Gérard Manset « Monsieur »
Dans la rue
Surprenant qu’il marchait
Comme loin de sa vie, et de nos vies à tous
Comme si quelque chose venait de le chercher
Il entendait ceci
Monsieur, planqué sur le tournant
Il vit la capuche orange et supposa le pas de cette fugitive
Qu’il ne connaissait pas
Mais qui l’interpellait
Mais qui l’interpellait
Gérard Manset
Paroles et musique Gérard Manset. Extrait de L’algue bleue (avril 2024).
« Car ce chemin, il est coudé, monsieur, il est coudé »

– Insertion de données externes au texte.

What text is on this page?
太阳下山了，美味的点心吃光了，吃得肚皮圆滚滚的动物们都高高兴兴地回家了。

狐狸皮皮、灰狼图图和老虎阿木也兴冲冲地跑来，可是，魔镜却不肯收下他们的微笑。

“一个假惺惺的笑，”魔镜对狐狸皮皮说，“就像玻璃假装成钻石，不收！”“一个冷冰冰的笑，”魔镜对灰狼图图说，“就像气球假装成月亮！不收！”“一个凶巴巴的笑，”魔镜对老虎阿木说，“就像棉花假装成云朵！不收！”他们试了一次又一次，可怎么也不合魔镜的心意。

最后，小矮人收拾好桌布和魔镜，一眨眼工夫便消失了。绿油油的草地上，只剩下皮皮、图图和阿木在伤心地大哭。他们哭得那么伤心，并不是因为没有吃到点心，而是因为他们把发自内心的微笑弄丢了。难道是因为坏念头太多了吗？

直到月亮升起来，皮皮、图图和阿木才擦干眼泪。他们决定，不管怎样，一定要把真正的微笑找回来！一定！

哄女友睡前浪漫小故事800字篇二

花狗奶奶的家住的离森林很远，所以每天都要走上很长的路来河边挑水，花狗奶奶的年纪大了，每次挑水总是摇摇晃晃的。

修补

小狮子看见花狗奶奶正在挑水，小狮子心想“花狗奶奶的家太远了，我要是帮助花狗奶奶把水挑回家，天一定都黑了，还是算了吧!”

N’a-t-il donc pas de drôles d’images ce Manset !
Cet extrait de la fleuve Monsieur, issu de son dernier album L’algue bleue dont nous vous publiions le deuxième extrait il y a un an tout juste, est ici dit, non pas par le chanteur-sans-concert, mais par Lisa Spada, voix du soul français.
Dans ce morceau, elle est la « fugitive » à la capuche orange qui interpelle un homme sur un trottoir, à la recherche d’une rue. À cette entrée en matière au passé simple, se déroule un dialogue curieux : oscillant sans cesse entre narration, réflexions philosophiques et images pour le moins déroutantes (notons les mouches, le coude ou encore la part de gâteau), cette chanson est en effet une drôle de berceuse…
Et c’est peut-être bien ce côté-là —cette douceur à la guitare succédant à une entrée/sortie grandiloquente en cordes, et ces paroles répétés —qui nous fait croire à. Oui, sous cette écriture qui nous semble un tantinet automatique (et pourtant suivant un fil narratif précis) et dont les images nous font à la fois penser et ricaner, on croit à un dialogue entre cet homme et cette femme — deux parfaits inconnus. À « un toit, une maison, où l’on serait ensemble / Où l’on serait ensemble ».
Tout du long de ces presque-neuf-minutes, ce sont de petites fêlures qui surgissent à la surface d’un sens flottant aux interprétations multiples — nos êtres bouffés par le « pas le temps », le poids porté par les femmes, l’impossible communication entre elle et lui, les enfants partis, … — et surtout une goutte d’espoir dans ce fleuve de mélancolie manséésque où le « nous » finalement s’invite, malgré un chemin « coudé d’où on ne sort jamais » : « Je ne suis différent en somme / De rien rien non plus que vous / Non plus que nous ne sommes ». Conteur et réconciliateur, ce Manset.
Ce qu’a déjà dit Nos Enchanteurs de Gérard Manset, c’est là !
Toujours aussi déroutant, sidérant, édifiant au sens où on construit chacun son édifice ou sa cathédrale, pas à pas, année après année, loin des routes, loin des astres mais visant tout de même son étoile ! A ton étoile Gérard !!